There is a growing body of work that leverages features extracted via topological data analysis to train machine learning models. While this field, sometimes known as topological machine learning (TML), has seen some notable successes, an understanding of how the process of learning from topological features differs from the process of learning from raw data is still limited. In this work, we begin to address one component of this larger issue by asking whether a model trained with topological features learns internal representations of data that are fundamentally different than those learned by a model trained with the original raw data. To quantify ``different'', we exploit two popular metrics that can be used to measure the similarity of the hidden representations of data within neural networks, neural stitching and centered kernel alignment. From these we draw a range of conclusions about how training with topological features does and does not change the representations that a model learns. Perhaps unsurprisingly, we find that structurally, the hidden representations of models trained and evaluated on topological features differ substantially compared to those trained and evaluated on the corresponding raw data. On the other hand, our experiments show that in some cases, these representations can be reconciled (at least to the degree required to solve the corresponding task) using a simple affine transformation. We conjecture that this means that neural networks trained on raw data may extract some limited topological features in the process of making predictions.

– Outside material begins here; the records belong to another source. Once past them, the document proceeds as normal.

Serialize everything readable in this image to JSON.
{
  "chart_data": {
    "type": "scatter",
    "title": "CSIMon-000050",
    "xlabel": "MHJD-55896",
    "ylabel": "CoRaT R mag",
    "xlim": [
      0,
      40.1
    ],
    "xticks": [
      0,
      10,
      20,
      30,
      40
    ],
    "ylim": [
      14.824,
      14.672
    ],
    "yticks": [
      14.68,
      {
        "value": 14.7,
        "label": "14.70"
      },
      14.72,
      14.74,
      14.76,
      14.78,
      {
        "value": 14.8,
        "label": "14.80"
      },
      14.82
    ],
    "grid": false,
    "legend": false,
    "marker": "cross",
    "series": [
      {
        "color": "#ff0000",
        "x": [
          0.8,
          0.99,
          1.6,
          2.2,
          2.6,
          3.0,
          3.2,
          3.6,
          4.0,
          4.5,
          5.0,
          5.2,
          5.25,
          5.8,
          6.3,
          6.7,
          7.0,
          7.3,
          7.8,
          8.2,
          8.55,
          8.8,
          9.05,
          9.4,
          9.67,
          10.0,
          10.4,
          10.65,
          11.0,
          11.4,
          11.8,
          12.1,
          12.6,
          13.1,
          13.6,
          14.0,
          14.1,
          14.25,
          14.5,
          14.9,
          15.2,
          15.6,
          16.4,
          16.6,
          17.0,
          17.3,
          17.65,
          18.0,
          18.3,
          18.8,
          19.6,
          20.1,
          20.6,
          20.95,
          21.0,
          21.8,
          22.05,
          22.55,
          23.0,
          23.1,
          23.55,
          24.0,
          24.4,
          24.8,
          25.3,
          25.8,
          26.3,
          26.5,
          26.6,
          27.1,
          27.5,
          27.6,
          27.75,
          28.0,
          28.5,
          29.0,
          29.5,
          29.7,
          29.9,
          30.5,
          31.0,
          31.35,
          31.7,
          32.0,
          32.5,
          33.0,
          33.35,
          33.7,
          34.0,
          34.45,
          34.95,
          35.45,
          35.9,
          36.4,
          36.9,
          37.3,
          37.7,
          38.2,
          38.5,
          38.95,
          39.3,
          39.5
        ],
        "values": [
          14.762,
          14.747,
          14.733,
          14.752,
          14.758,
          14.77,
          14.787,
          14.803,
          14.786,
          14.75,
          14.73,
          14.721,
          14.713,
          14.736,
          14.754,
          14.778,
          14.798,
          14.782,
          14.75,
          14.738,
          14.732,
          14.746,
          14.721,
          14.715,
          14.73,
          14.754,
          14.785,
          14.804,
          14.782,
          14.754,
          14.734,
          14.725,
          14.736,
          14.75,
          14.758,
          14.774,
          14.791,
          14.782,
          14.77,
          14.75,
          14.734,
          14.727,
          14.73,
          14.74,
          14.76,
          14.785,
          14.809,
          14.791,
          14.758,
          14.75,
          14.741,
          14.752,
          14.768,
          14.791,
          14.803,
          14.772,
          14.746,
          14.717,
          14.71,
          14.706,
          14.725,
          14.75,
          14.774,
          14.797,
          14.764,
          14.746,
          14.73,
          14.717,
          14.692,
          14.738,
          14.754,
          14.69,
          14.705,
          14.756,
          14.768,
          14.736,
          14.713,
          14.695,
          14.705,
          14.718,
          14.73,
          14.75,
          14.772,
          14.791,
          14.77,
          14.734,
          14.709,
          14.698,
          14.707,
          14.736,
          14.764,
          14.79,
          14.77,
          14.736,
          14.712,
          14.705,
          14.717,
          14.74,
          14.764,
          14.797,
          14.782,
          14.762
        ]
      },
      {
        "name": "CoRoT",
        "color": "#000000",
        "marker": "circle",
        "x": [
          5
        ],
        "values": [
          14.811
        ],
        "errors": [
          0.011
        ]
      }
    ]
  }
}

On the Symmetries of Deep Learning Models and their Internal Representations

Symmetry has been a fundamental tool in the exploration of a broad range of complex systems. In machine learning, symmetry has been explored in both models and data. In this paper we seek to connect the symmetries arising from the architecture of a family of models with the symmetries of that family's internal representation of data. We do this by calculating a set of fundamental symmetry groups, which we call the \emph{intertwiner groups} of the model. Each of these arises from a particular nonlinear layer of the model and different nonlinearities result in different symmetry groups. These groups change the weights of a model in such a way that the underlying function that the model represents remains constant but the internal representations of data inside the model may change. We connect intertwiner groups to a model's internal representations of data through a range of experiments that probe similarities between hidden states across models with the same architecture. Our work suggests that the symmetries of a network are propagated into the symmetries in that network's representation of data, providing us with a better understanding of how architecture affects the learning and prediction process. Finally, we speculate that for ReLU networks, the intertwiner groups may provide a justification for the common practice of concentrating model interpretability exploration on the activation basis in hidden layers rather than arbitrary linear combinations thereof.